Sorry if this is the wrong comm, but I had to get this off my chest. I am so sick and tired of dealing with bi-erasure. I am a bisexual man who is I'd say 90% attracted to women and 10% attracted to men. Best I can explain it, I am mostly attracted to women and occasionally attracted to a man. It really is that simple, but for a lot of people I might as well be explaining calculus. I understand if most straight people can't fathom it, after all they are straight. But what really irks me is when other LGBT people erase it, telling me I am "in the closet" or whatever. It makes me so damn angry because I am not in the closet, I am open about my bisexuality, yet no one believes it. I have only dated women, but everyone in my life off and online including my gf who herself is LGBTQ+ thinks I am gay. I'm so sick of it I think I'll either just tell people I am straight or become gay.

  • TreadOnMe [none/use name]
    ·
    1 year ago

    It's not that surprising. Try asking a grounded conventionally attractive straight woman to give online dating advice to a grounded conventionally attractive straight man and watch how the difference in lived experience just grinds the conversation to a halt teetering on the edge of mutual recriminations. The amount of times I've heard women tell men to 'try dating themselves first' (which is what they are already doing, dinner and treats etc.) is honestly hilarious.

    People, for the most part, don't really go out of their way to imagine what the lives of other people are like, and therefore are only really able to empathize with people who share common backgrounds and experiences with them. As soon as they are confronted with real, substantial differences they just start to assume that the other party is lying, or exaggerating their problem. There is just a complete lack of trust and zero communication skills. Nearly total alienation.

    Try adding in stuff like gender and sexuality and it just becomes an even more complex gradiated nightmare. Not that it should be if ignored, but it is a huge Gordian knot for modern discourse.

      • TreadOnMe [none/use name]
        ·
        1 year ago

        Exactly! And, importantly, this social set-up is also mentally punishing for those that do their best to empathize because their genuine attempts to empathize are rebuffed with hostility or 'seen as weird', which is painful for those that are attempting genuine interactions.
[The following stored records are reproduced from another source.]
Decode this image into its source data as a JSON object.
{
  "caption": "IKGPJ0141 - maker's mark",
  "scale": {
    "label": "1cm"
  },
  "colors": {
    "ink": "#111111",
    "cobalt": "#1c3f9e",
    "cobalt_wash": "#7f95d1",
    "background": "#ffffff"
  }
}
          • TreadOnMe [none/use name]
            ·
            1 year ago

            Lol, thanks. I was born with and have mastered one skill and that is multi-media observation with interpersonal and societal analysis.

            To quote the great Glenn Braca, I'd sell out anytime but nobody is buying.

        • Frank [he/him, he/him]
          ·
          1 year ago

          Word. The complete disinterest in empathy and understanding the Other that is so common in the real world is mentally scarring. Finding out so many people are totally indifferent to the suffering of people who aren't just like them hurts, and it keeps hurting every time I encounter it.